Most importantly, it eliminates the possibility of bad actors using PayPal’s auto-withdrawal feature to drain the money from your account. Plus, fraudulent charges can be disputed with the credit card company in addition to PayPal itself, providing an extra layer of fraud protection that you wouldn’t get with a bank account or debit card.
Keep your device and software up-to-date
Whether you’re using a mobile device or a computer, make sure the device and software you’re using to access PayPal are up-to-date. Updates nearly always contain fixes for security holes that could leave your account vulnerable.
If you want to take your PayPal security even further, you can also use a dedicated device for PayPal transactions. Don’t use this device for anything else (no web surfing, no social media, no apps, etc.) and it should offer nearly bulletproof protection for your account.
Don’t use PayPal on public Wi-Fi
One of the few situations where PayPal isn’t safe, even with a dedicated device, is while connected to public Wi-Fi connections. Even if you’re just checking your account balance and not transferring money, it may be possible for outsiders to decipher your password and gain access to your account.
If you absolutely must check your balance while away from home, turn off Wi-Fi and use mobile data instead.

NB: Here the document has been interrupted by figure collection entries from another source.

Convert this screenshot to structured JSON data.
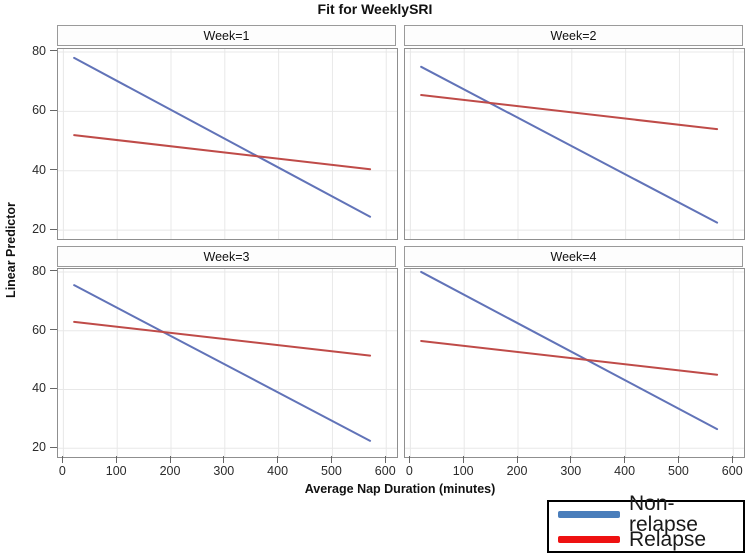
{
  "title": "Fit for WeeklySRI",
  "x_axis": {
    "label": "Average Nap Duration (minutes)",
    "ticks": [
      0,
      100,
      200,
      300,
      400,
      500,
      600
    ]
  },
  "y_axis": {
    "label": "Linear Predictor",
    "ticks": [
      20,
      40,
      60,
      80
    ]
  },
  "legend": {
    "items": [
      {
        "label": "Non-relapse",
        "color": "#4a7ebb"
      },
      {
        "label": "Relapse",
        "color": "#ee1111"
      }
    ]
  },
  "colors": {
    "grid": "#e8e8e8",
    "panel_border": "#8f8f8f",
    "non_relapse_line": "#6173b8",
    "relapse_line": "#bf4b48"
  },
  "chart_data": {
    "type": "line",
    "layout": "2x2 panel (small multiples)",
    "xlabel": "Average Nap Duration (minutes)",
    "ylabel": "Linear Predictor",
    "xlim": [
      -10,
      620
    ],
    "ylim": [
      17,
      81
    ],
    "grid": true,
    "legend_position": "bottom-right",
    "panels": [
      {
        "label": "Week=1",
        "series": [
          {
            "name": "Non-relapse",
            "color": "#6173b8",
            "x": [
              20,
              570
            ],
            "y": [
              78,
              24.5
            ]
          },
          {
            "name": "Relapse",
            "color": "#bf4b48",
            "x": [
              20,
              570
            ],
            "y": [
              52,
              40.5
            ]
          }
        ]
      },
      {
        "label": "Week=2",
        "series": [
          {
            "name": "Non-relapse",
            "color": "#6173b8",
            "x": [
              20,
              570
            ],
            "y": [
              75,
              22.5
            ]
          },
          {
            "name": "Relapse",
            "color": "#bf4b48",
            "x": [
              20,
              570
            ],
            "y": [
              65.5,
              54
            ]
          }
        ]
      },
      {
        "label": "Week=3",
        "series": [
          {
            "name": "Non-relapse",
            "color": "#6173b8",
            "x": [
              20,
              570
            ],
            "y": [
              75.5,
              22.5
            ]
          },
          {
            "name": "Relapse",
            "color": "#bf4b48",
            "x": [
              20,
              570
            ],
            "y": [
              63,
              51.5
            ]
          }
        ]
      },
      {
        "label": "Week=4",
        "series": [
          {
            "name": "Non-relapse",
            "color": "#6173b8",
            "x": [
              20,
              570
            ],
            "y": [
              80,
              26.5
            ]
          },
          {
            "name": "Relapse",
            "color": "#bf4b48",
            "x": [
              20,
              570
            ],
            "y": [
              56.5,
              45
            ]
          }
        ]
      }
    ]
  }
}
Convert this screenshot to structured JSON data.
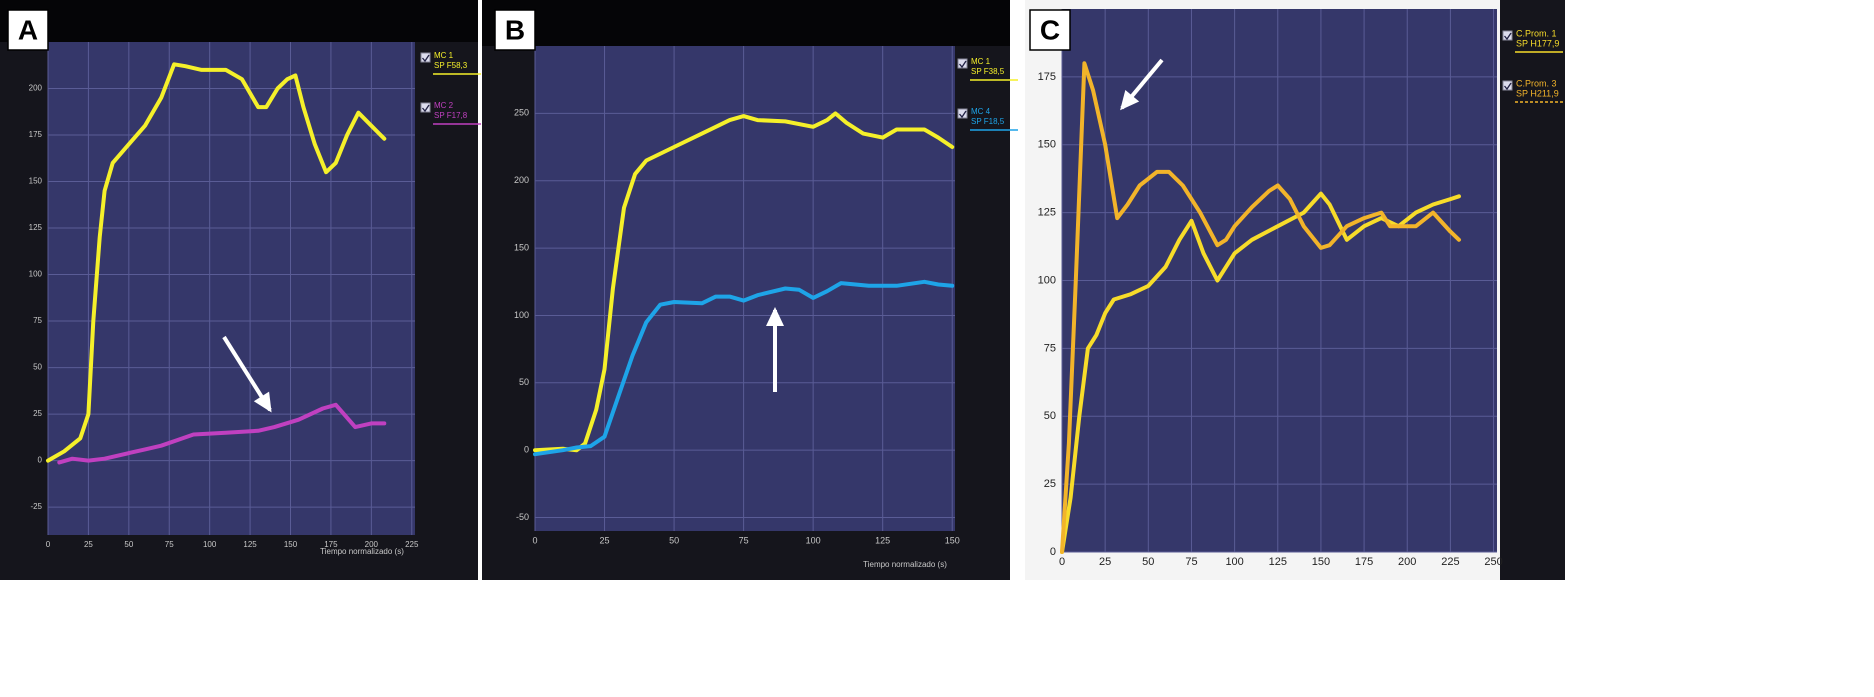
{
  "chart_data": [
    {
      "type": "line",
      "label": "A",
      "x_label": "Tiempo normalizado (s)",
      "xlim": [
        0,
        227
      ],
      "ylim": [
        -40,
        225
      ],
      "xticks": [
        0,
        25,
        50,
        75,
        100,
        125,
        150,
        175,
        200,
        225
      ],
      "yticks": [
        -25,
        0,
        25,
        50,
        75,
        100,
        125,
        150,
        175,
        200
      ],
      "grid": true,
      "series": [
        {
          "name": "MC 1",
          "sp": "SP F58,3",
          "color": "#f5f02a",
          "x": [
            0,
            10,
            20,
            25,
            28,
            32,
            35,
            40,
            50,
            60,
            70,
            78,
            85,
            95,
            110,
            120,
            130,
            135,
            142,
            148,
            153,
            158,
            165,
            172,
            178,
            185,
            192,
            200,
            208
          ],
          "values": [
            0,
            5,
            12,
            25,
            75,
            120,
            145,
            160,
            170,
            180,
            195,
            213,
            212,
            210,
            210,
            205,
            190,
            190,
            200,
            205,
            207,
            190,
            170,
            155,
            160,
            175,
            187,
            180,
            173
          ]
        },
        {
          "name": "MC 2",
          "sp": "SP F17,8",
          "color": "#c040c0",
          "x": [
            7,
            15,
            25,
            35,
            50,
            60,
            70,
            80,
            90,
            110,
            130,
            140,
            155,
            170,
            178,
            183,
            190,
            200,
            208
          ],
          "values": [
            -1,
            1,
            0,
            1,
            4,
            6,
            8,
            11,
            14,
            15,
            16,
            18,
            22,
            28,
            30,
            25,
            18,
            20,
            20
          ]
        }
      ]
    },
    {
      "type": "line",
      "label": "B",
      "x_label": "Tiempo normalizado (s)",
      "xlim": [
        0,
        151
      ],
      "ylim": [
        -60,
        300
      ],
      "xticks": [
        0,
        25,
        50,
        75,
        100,
        125,
        150
      ],
      "yticks": [
        -50,
        0,
        50,
        100,
        150,
        200,
        250
      ],
      "grid": true,
      "series": [
        {
          "name": "MC 1",
          "sp": "SP F38,5",
          "color": "#f5f02a",
          "x": [
            0,
            10,
            15,
            18,
            22,
            25,
            28,
            32,
            36,
            40,
            50,
            60,
            70,
            75,
            80,
            90,
            100,
            105,
            108,
            112,
            118,
            125,
            130,
            140,
            145,
            150
          ],
          "values": [
            0,
            1,
            0,
            5,
            30,
            60,
            120,
            180,
            205,
            215,
            225,
            235,
            245,
            248,
            245,
            244,
            240,
            245,
            250,
            243,
            235,
            232,
            238,
            238,
            232,
            225
          ]
        },
        {
          "name": "MC 4",
          "sp": "SP F18,5",
          "color": "#1ea4e8",
          "x": [
            0,
            10,
            15,
            20,
            25,
            30,
            35,
            40,
            45,
            50,
            60,
            65,
            70,
            75,
            80,
            90,
            95,
            100,
            105,
            110,
            120,
            130,
            140,
            145,
            150
          ],
          "values": [
            -3,
            0,
            2,
            3,
            10,
            40,
            70,
            95,
            108,
            110,
            109,
            114,
            114,
            111,
            115,
            120,
            119,
            113,
            118,
            124,
            122,
            122,
            125,
            123,
            122
          ]
        }
      ]
    },
    {
      "type": "line",
      "label": "C",
      "xlim": [
        0,
        252
      ],
      "ylim": [
        0,
        200
      ],
      "xticks": [
        0,
        25,
        50,
        75,
        100,
        125,
        150,
        175,
        200,
        225,
        250
      ],
      "yticks": [
        0,
        25,
        50,
        75,
        100,
        125,
        150,
        175
      ],
      "grid": true,
      "series": [
        {
          "name": "C.Prom. 1",
          "sp": "SP H177,9",
          "color": "#f7dc2a",
          "legend_style": "solid",
          "x": [
            0,
            5,
            10,
            15,
            20,
            25,
            30,
            40,
            50,
            60,
            68,
            75,
            82,
            90,
            95,
            100,
            110,
            125,
            140,
            150,
            155,
            165,
            175,
            185,
            195,
            205,
            215,
            225,
            230
          ],
          "values": [
            0,
            20,
            50,
            75,
            80,
            88,
            93,
            95,
            98,
            105,
            115,
            122,
            110,
            100,
            105,
            110,
            115,
            120,
            125,
            132,
            128,
            115,
            120,
            123,
            120,
            125,
            128,
            130,
            131
          ]
        },
        {
          "name": "C.Prom. 3",
          "sp": "SP H211,9",
          "color": "#f2b42a",
          "legend_style": "dashed",
          "x": [
            0,
            4,
            8,
            13,
            18,
            25,
            32,
            38,
            45,
            55,
            62,
            70,
            80,
            90,
            95,
            100,
            110,
            120,
            125,
            132,
            140,
            150,
            155,
            165,
            175,
            185,
            190,
            195,
            205,
            215,
            225,
            230
          ],
          "values": [
            0,
            40,
            100,
            180,
            170,
            150,
            123,
            128,
            135,
            140,
            140,
            135,
            125,
            113,
            115,
            120,
            127,
            133,
            135,
            130,
            120,
            112,
            113,
            120,
            123,
            125,
            120,
            120,
            120,
            125,
            118,
            115
          ]
        }
      ]
    }
  ]
}
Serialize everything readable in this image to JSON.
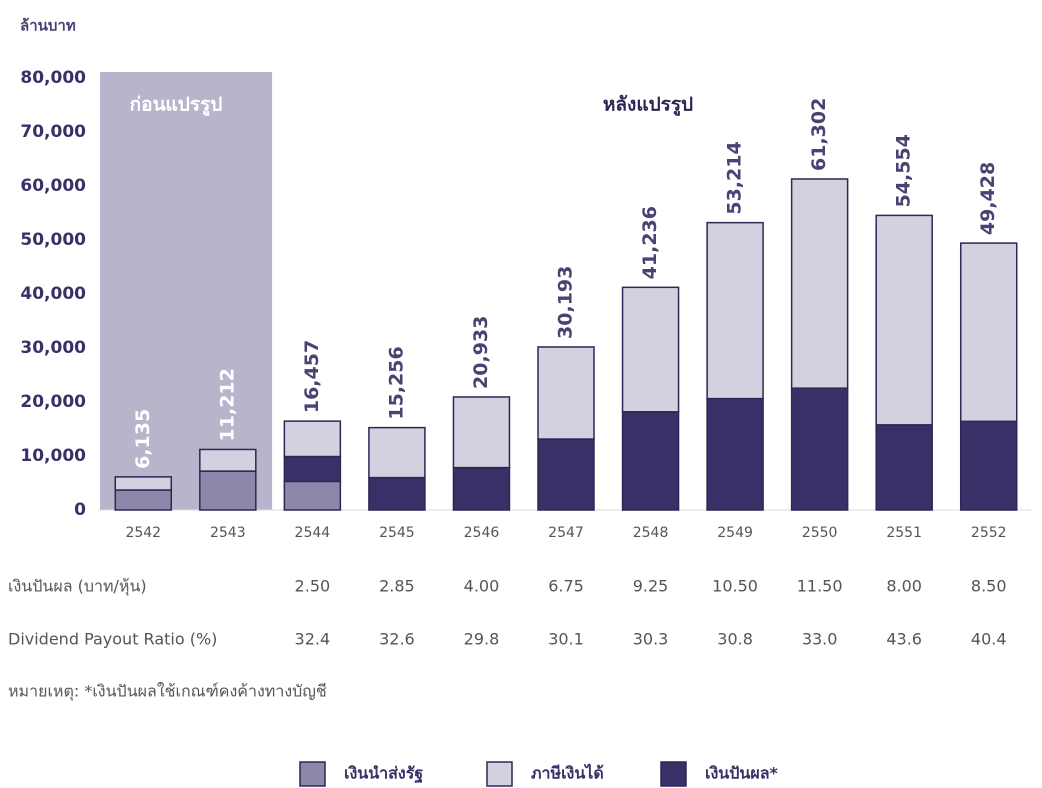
{
  "chart_data": {
    "type": "stacked_bar",
    "y_label": "ล้านบาท",
    "pre_label": "ก่อนแปรรูป",
    "post_label": "หลังแปรรูป",
    "categories": [
      "2542",
      "2543",
      "2544",
      "2545",
      "2546",
      "2547",
      "2548",
      "2549",
      "2550",
      "2551",
      "2552"
    ],
    "series": [
      {
        "name": "เงินนำส่งรัฐ",
        "color": "#8e87aa",
        "values": [
          3700,
          7200,
          5300,
          null,
          null,
          null,
          null,
          null,
          null,
          null,
          null
        ]
      },
      {
        "name": "เงินปันผล*",
        "color": "#3a3068",
        "values": [
          null,
          null,
          4600,
          6000,
          7850,
          13140,
          18190,
          20630,
          22560,
          15770,
          16420
        ]
      },
      {
        "name": "ภาษีเงินได้",
        "color": "#d3d1e0",
        "values": [
          2435,
          4012,
          6557,
          9256,
          13083,
          17053,
          23046,
          32584,
          38742,
          38784,
          33008
        ]
      }
    ],
    "legend_order": [
      0,
      2,
      1
    ],
    "totals": {
      "values": [
        6135,
        11212,
        16457,
        15256,
        20933,
        30193,
        41236,
        53214,
        61302,
        54554,
        49428
      ],
      "value_labels": [
        "6,135",
        "11,212",
        "16,457",
        "15,256",
        "20,933",
        "30,193",
        "41,236",
        "53,214",
        "61,302",
        "54,554",
        "49,428"
      ]
    },
    "pre_count": 2,
    "ylim": [
      0,
      80000
    ],
    "yticks": [
      0,
      {
        "value": 10000,
        "label": "10,000"
      },
      {
        "value": 20000,
        "label": "20,000"
      },
      {
        "value": 30000,
        "label": "30,000"
      },
      {
        "value": 40000,
        "label": "40,000"
      },
      {
        "value": 50000,
        "label": "50,000"
      },
      {
        "value": 60000,
        "label": "60,000"
      },
      {
        "value": 70000,
        "label": "70,000"
      },
      {
        "value": 80000,
        "label": "80,000"
      }
    ],
    "table": {
      "rows": [
        {
          "label": "เงินปันผล (บาท/หุ้น)",
          "values": [
            null,
            null,
            "2.50",
            "2.85",
            "4.00",
            "6.75",
            "9.25",
            "10.50",
            "11.50",
            "8.00",
            "8.50"
          ]
        },
        {
          "label": "Dividend Payout Ratio (%)",
          "values": [
            null,
            null,
            "32.4",
            "32.6",
            "29.8",
            "30.1",
            "30.3",
            "30.8",
            "33.0",
            "43.6",
            "40.4"
          ]
        }
      ]
    },
    "note": "หมายเหตุ: *เงินปันผลใช้เกณฑ์คงค้างทางบัญชี"
  }
}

Only deal with verified buyers/sellers
Both buyers and sellers should be wary of unverified accounts, as they may be more prone to fraudulent charges and scams. Just about anyone can create a PayPal account in a few minutes, but verifying their identity and address opens them up to all kinds of legal troubles.
In the United States, verifying your account means linking an address (with a bank statement or utility/credit card bill) and Social Security number.
Be wary of email links and shipping labels
Two of the most common PayPal scams rely on unsuspecting users forgoing due diligence in email communications. Whenever you receive an email claiming to be from PayPal, be sure to double-check that it truly comes from PayPal, and use your browser or phone to navigate directly to your account instead of clicking on links contained in the email itself.
Another common PayPal email scam targeting sellers involves sending a fake shipping label via email. The buyer can then claim that they never received the item and request a refund. To avoid this, sellers should always ship directly through reputable postal services to verified addresses, and always get an online tracking number and proof of delivery. For high-value items, you might also want to consider requiring a signature upon delivery.
Monitor your account
Our final tip to keep your PayPal account safe is one that even the most casual of users needs to keep in mind. No matter how much money you have in your PayPal account, you should regularly check it and make sure there aren’t any unexpected transactions.
The reason for this is that bad actors will frequently make a few small purchases to test out a newly acquired account. If they’re successful, they’ll move on to large purchases that quickly drain your bank account or put you in debt. Disputing these claims might get you your money back, but it will cost you countless hours, headaches, and stress. It’s best to nip it in the bud before things get out of hand.